Movie spotlight
The Confidence Trick
Jens Larsen has worked hard to become a wealthy man in America, and when he travels home to visit Denmark, the people he meets are extremely acommodating. A little too acommodating, as it turns out. The only surviving film of the Danish series about the world famous detective Sherlock Holmes that ran between 1908-1911.
Insights
Plot Summary
This short silent comedy likely revolves around a con artist or a situation involving deception, playing on the 'confidence trick' theme. As a film from 1910, the plot would have been simple and visual, relying on physical comedy and exaggerated expressions to convey the narrative of a trick or scam.
Critical Reception
As a very early silent short film, specific critical reviews from its release are not widely documented or preserved. Its reception would have been primarily through audience amusement and word-of-mouth in the era of silent cinema, contributing to the growing popularity of the medium.
What Reviewers Say
Likely relied on situational humor and character archetypes common in early comedies.

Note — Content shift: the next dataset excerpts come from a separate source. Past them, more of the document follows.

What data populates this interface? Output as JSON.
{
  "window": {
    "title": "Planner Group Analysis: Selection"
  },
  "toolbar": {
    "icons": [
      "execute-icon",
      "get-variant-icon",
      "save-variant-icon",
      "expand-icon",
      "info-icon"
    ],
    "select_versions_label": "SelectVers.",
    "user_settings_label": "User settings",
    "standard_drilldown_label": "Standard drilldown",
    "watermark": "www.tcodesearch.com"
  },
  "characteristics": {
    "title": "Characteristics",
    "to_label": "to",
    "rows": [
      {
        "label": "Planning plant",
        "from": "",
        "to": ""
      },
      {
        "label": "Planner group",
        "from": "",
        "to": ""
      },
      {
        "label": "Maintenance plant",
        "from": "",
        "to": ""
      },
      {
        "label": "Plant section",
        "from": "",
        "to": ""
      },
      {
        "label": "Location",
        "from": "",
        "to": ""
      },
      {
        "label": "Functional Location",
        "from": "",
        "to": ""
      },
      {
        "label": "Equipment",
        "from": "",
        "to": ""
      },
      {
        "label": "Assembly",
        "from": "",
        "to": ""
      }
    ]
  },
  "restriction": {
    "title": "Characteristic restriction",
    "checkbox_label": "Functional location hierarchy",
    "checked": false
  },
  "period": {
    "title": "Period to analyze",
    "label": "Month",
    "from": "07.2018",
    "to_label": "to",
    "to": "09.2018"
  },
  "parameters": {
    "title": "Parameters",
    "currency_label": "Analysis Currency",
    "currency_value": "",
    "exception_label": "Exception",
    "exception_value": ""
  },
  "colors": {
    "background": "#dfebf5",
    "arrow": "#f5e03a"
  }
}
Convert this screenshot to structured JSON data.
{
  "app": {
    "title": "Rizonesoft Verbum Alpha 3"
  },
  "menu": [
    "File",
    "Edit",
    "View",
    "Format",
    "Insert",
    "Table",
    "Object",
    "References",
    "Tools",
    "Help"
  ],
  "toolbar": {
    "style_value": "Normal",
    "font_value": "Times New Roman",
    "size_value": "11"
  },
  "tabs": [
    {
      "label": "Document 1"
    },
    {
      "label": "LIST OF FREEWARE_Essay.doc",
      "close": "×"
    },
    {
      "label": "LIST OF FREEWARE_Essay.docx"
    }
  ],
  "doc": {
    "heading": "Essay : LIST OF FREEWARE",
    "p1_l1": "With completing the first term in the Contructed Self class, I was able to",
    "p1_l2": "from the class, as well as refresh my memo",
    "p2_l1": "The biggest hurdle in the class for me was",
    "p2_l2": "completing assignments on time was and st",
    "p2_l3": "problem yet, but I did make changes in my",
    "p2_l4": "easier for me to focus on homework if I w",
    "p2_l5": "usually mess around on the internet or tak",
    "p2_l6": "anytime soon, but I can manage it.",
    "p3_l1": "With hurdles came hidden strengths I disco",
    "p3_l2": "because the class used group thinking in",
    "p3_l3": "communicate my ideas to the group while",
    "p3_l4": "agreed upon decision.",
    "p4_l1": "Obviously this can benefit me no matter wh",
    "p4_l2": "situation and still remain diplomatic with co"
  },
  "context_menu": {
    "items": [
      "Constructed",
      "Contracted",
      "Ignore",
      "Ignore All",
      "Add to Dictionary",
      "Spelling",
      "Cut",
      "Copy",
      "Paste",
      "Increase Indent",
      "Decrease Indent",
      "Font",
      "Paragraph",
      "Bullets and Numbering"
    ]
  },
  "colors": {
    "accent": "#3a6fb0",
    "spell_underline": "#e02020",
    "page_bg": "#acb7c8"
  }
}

Audience enjoyment would have been driven by the novelty of motion pictures and simple, accessible gags.
Films of this era were often ephemeral, with a focus on immediate entertainment rather than lasting artistic merit.

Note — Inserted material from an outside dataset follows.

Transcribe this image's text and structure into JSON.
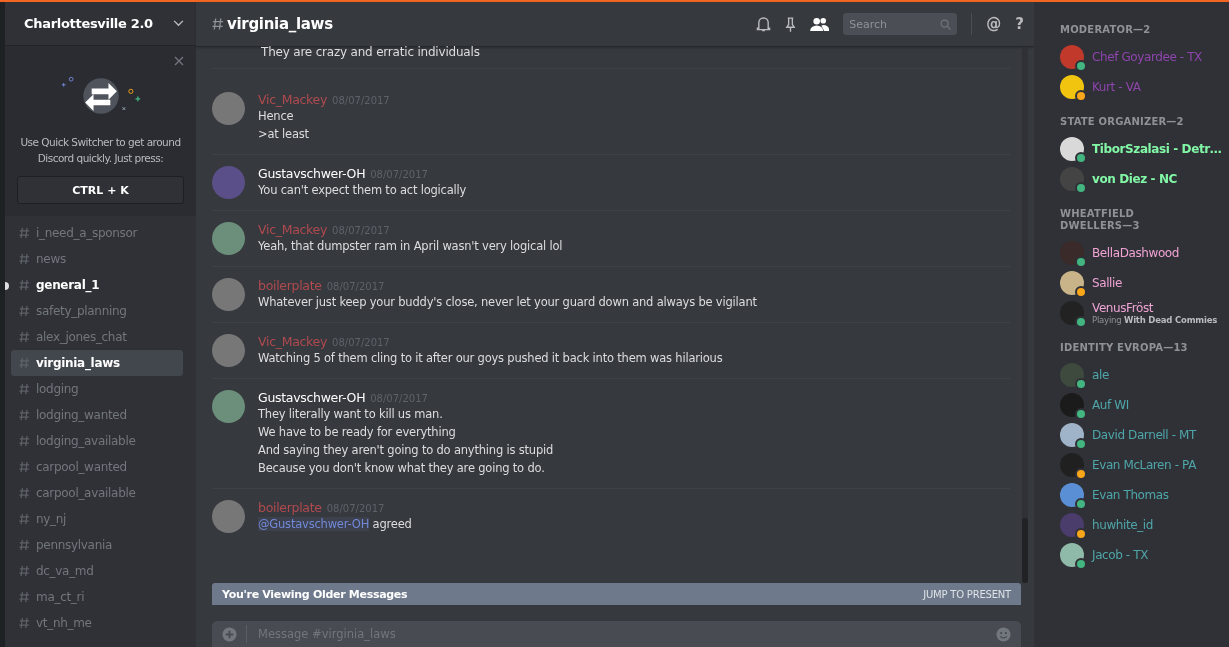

Google audience: Information on Google user reviews for this film is unavailable due to its age and the era in which it was released. Contemporary audience reactions were typically unrecorded in a systematic way that persists today.
Fun Fact
Films from 1910 like 'The Confidence Trick' were typically distributed on reels of film, and their narrative structure was limited by the technology and the audience's expectations for short, engaging visual stories.